Panera used good judgement to help a dying grandmother by making soup and sending along cookies for lagniappe. In less than four weeks, a single Facebook post by her grandson Brandon Cook garnered over 800,000+ likes, 35,000 comments, and national media coverage. Why? Because Panera empowered its employees to do the little extra for a customer in need.

How are you helping customers with a special need? What’s Your Purple Goldfish?

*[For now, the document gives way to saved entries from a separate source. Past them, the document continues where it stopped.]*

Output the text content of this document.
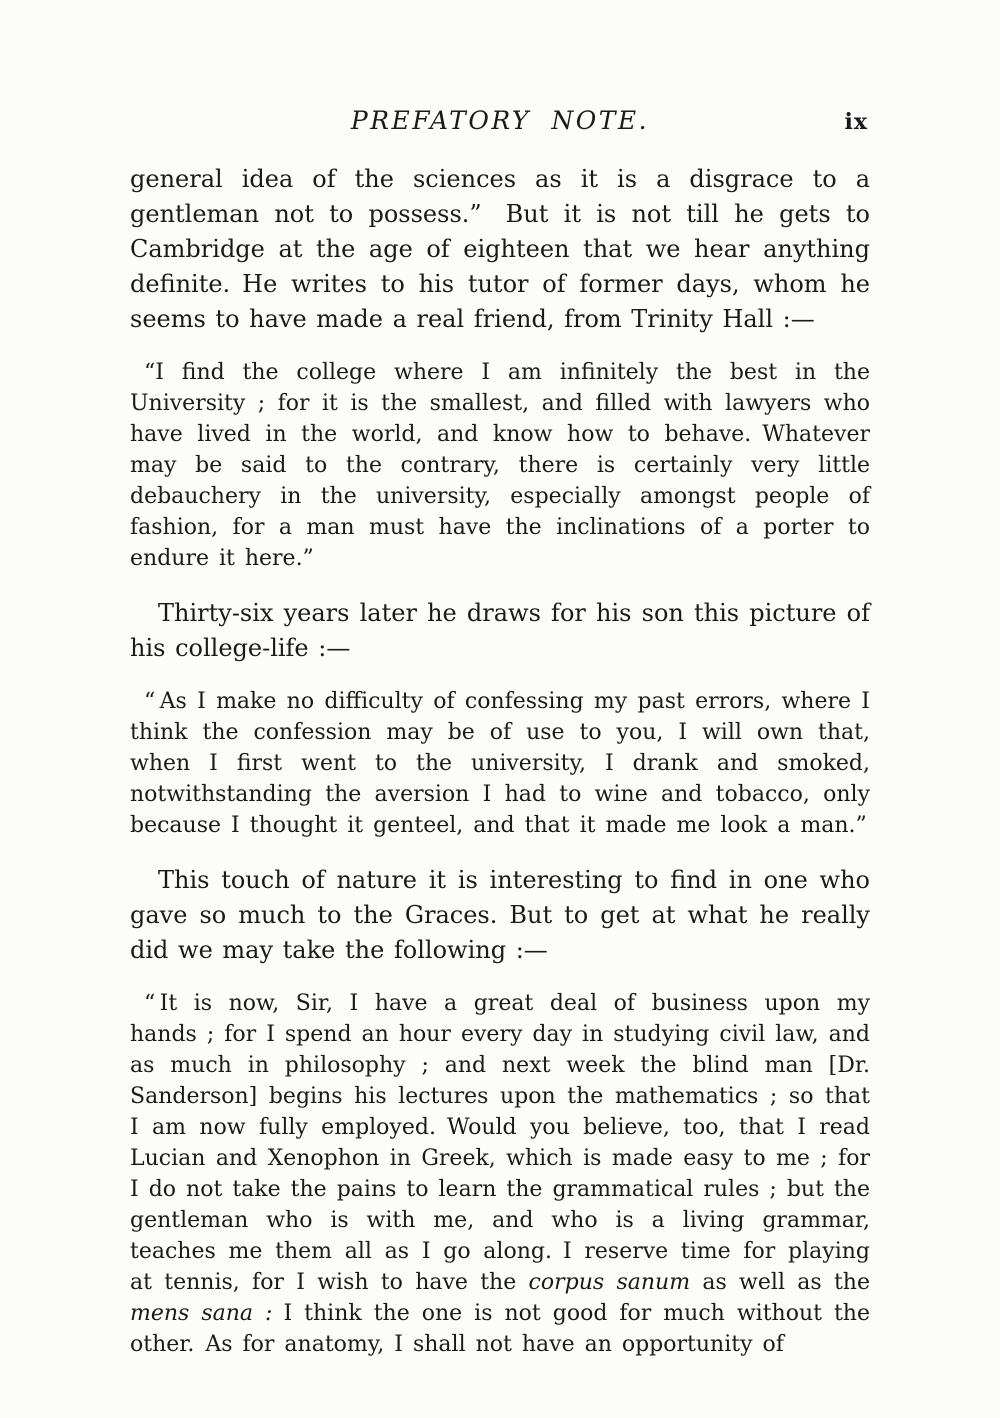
PREFATORY NOTE.	ix

general idea of the sciences as it is a disgrace to a gentleman not to possess.” But it is not till he gets to Cambridge at the age of eighteen that we hear anything definite. He writes to his tutor of former days, whom he seems to have made a real friend, from Trinity Hall :—

“I find the college where I am infinitely the best in the University ; for it is the smallest, and filled with lawyers who have lived in the world, and know how to behave. Whatever may be said to the contrary, there is certainly very little debauchery in the university, especially amongst people of fashion, for a man must have the inclinations of a porter to endure it here.”

Thirty-six years later he draws for his son this picture of his college-life :—

“ As I make no difficulty of confessing my past errors, where I think the confession may be of use to you, I will own that, when I first went to the university, I drank and smoked, notwithstanding the aversion I had to wine and tobacco, only because I thought it genteel, and that it made me look a man.”

This touch of nature it is interesting to find in one who gave so much to the Graces. But to get at what he really did we may take the following :—

“ It is now, Sir, I have a great deal of business upon my hands ; for I spend an hour every day in studying civil law, and as much in philosophy ; and next week the blind man [Dr. Sanderson] begins his lectures upon the mathematics ; so that I am now fully employed. Would you believe, too, that I read Lucian and Xenophon in Greek, which is made easy to me ; for I do not take the pains to learn the grammatical rules ; but the gentleman who is with me, and who is a living grammar, teaches me them all as I go along. I reserve time for playing at tennis, for I wish to have the corpus sanum as well as the mens sana : I think the one is not good for much without the other. As for anatomy, I shall not have an opportunity of
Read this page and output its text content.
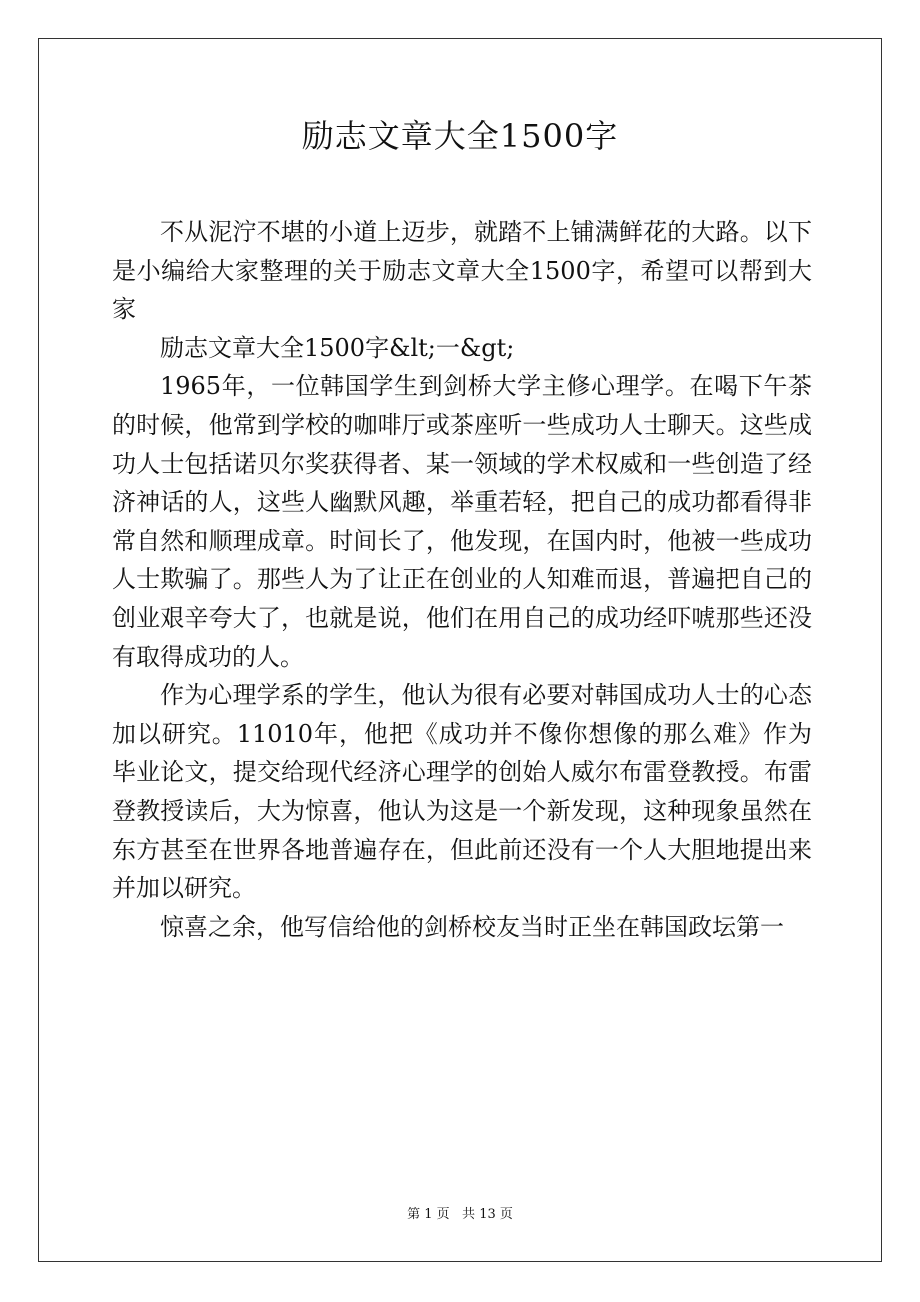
励志文章大全1500字

不从泥泞不堪的小道上迈步，就踏不上铺满鲜花的大路。以下是小编给大家整理的关于励志文章大全1500字，希望可以帮到大家

励志文章大全1500字&lt;一&gt;

1965年，一位韩国学生到剑桥大学主修心理学。在喝下午茶的时候，他常到学校的咖啡厅或茶座听一些成功人士聊天。这些成功人士包括诺贝尔奖获得者、某一领域的学术权威和一些创造了经济神话的人，这些人幽默风趣，举重若轻，把自己的成功都看得非常自然和顺理成章。时间长了，他发现，在国内时，他被一些成功人士欺骗了。那些人为了让正在创业的人知难而退，普遍把自己的创业艰辛夸大了，也就是说，他们在用自己的成功经吓唬那些还没有取得成功的人。

作为心理学系的学生，他认为很有必要对韩国成功人士的心态加以研究。11010年，他把《成功并不像你想像的那么难》作为毕业论文，提交给现代经济心理学的创始人威尔布雷登教授。布雷登教授读后，大为惊喜，他认为这是一个新发现，这种现象虽然在东方甚至在世界各地普遍存在，但此前还没有一个人大胆地提出来并加以研究。

惊喜之余，他写信给他的剑桥校友当时正坐在韩国政坛第一

第 1 页   共 13 页
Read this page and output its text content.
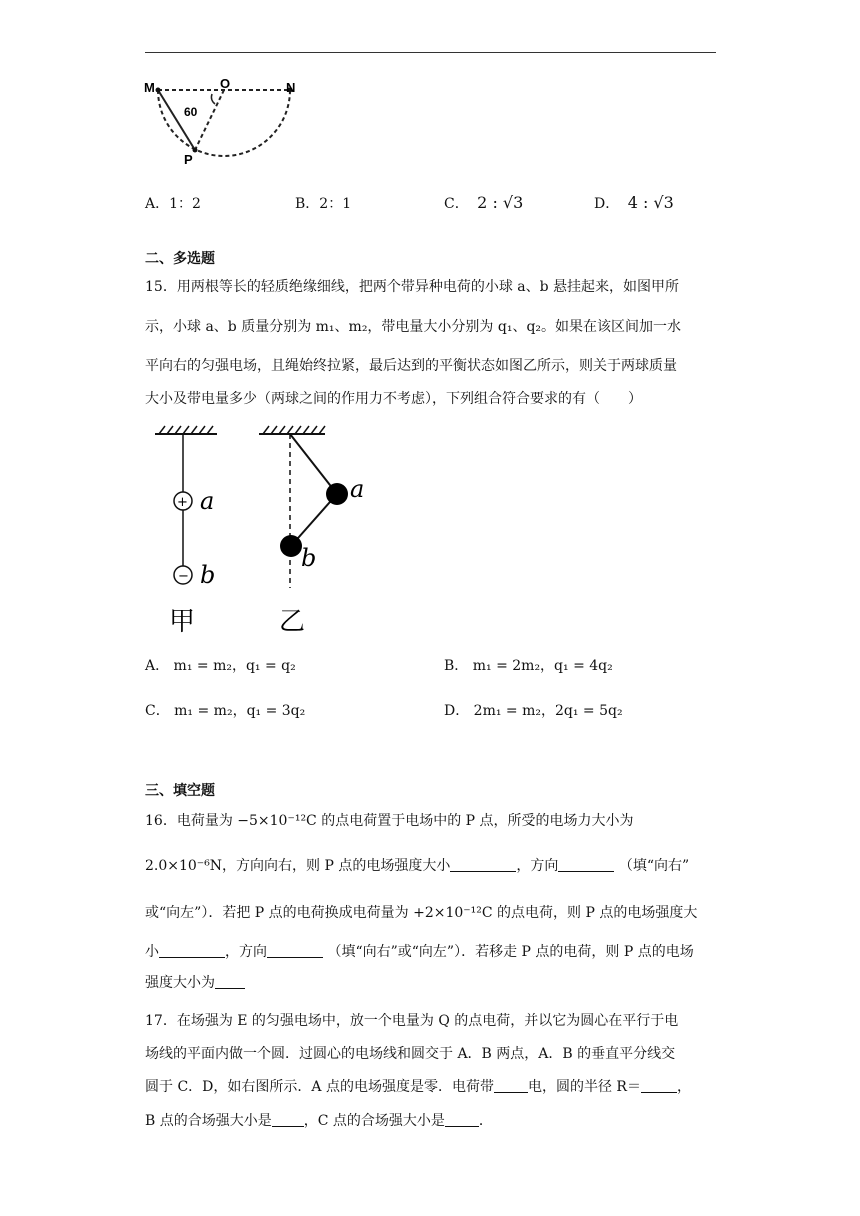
M	O	N
P
60
A．1：2	B．2：1	C． 2 : √3	D． 4 : √3
二、多选题
15．用两根等长的轻质绝缘细线，把两个带异种电荷的小球 a、b 悬挂起来，如图甲所
示，小球 a、b 质量分别为 m₁、m₂，带电量大小分别为 q₁、q₂。如果在该区间加一水
平向右的匀强电场，且绳始终拉紧，最后达到的平衡状态如图乙所示，则关于两球质量
大小及带电量多少（两球之间的作用力不考虑），下列组合符合要求的有（　　）
+
−
a
b
甲
a
b
乙
A． m₁ = m₂，q₁ = q₂	B． m₁ = 2m₂，q₁ = 4q₂
C． m₁ = m₂，q₁ = 3q₂	D． 2m₁ = m₂，2q₁ = 5q₂
三、填空题
16．电荷量为 −5×10⁻¹²C 的点电荷置于电场中的 P 点，所受的电场力大小为
2.0×10⁻⁶N，方向向右，则 P 点的电场强度大小	，方向	（填“向右”
或“向左”）．若把 P 点的电荷换成电荷量为 +2×10⁻¹²C 的点电荷，则 P 点的电场强度大
小	，方向	（填“向右”或“向左”）．若移走 P 点的电荷，则 P 点的电场
强度大小为
17．在场强为 E 的匀强电场中，放一个电量为 Q 的点电荷，并以它为圆心在平行于电
场线的平面内做一个圆．过圆心的电场线和圆交于 A．B 两点，A．B 的垂直平分线交
圆于 C．D，如右图所示．A 点的电场强度是零．电荷带 电，圆的半径 R＝	，
B 点的合场强大小是 ，C 点的合场强大小是 ．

Today’s Lagniappe (a little something extra thrown in for good measure) – Here is a story I heard from the founder and namesake of Stew Leonard’s.During his first year in business, Stew was asked by the local elementary school to speak on career day about his store and the dairy business. Even though he didn’t see the appeal for kids, Stew reluctantly agreed. Pulling into the parking lot he knew instantly there was trouble. A fire truck parked in front of the school with a bunch of enthralled kids all around it. It didn’t get any better when he walked through the doors of the school. The was a room of kids with a member of the Air Force. They were playing a movie about the history of jet airplanes. Across the hall was a police officer showing a packed classroom various police equipment and weapons. Stew walked down the hall and eventually found his classroom. There was a sign on the  door that read THE MILK BUSINESS. Stew walked in the room to find only three kids. Two of them were the sons of his produce manager. For the next 30 minutes he talked about running a dairy store. At the end of the talk he thanked the kids for their attention. Then Stew reached into his pocket and handed them each a coupon for a free ice cream. The kids left and Stew waited to present the second of two Career Day sessions. He waited and waited… no kids. 15 minutes later and still no kids. After 20 minutes the school prinicipal came rushing in and exclaimed, “Stew, I don’t know what you told those kids, but we have to move your next session to the school auditorium.” This simple story underscores the power of giving and how effective word of mouth marketing can be. By the way, guess what you get when you buy $100 of groceries at Stew Leonard’s? You guessed it, a free ice cream.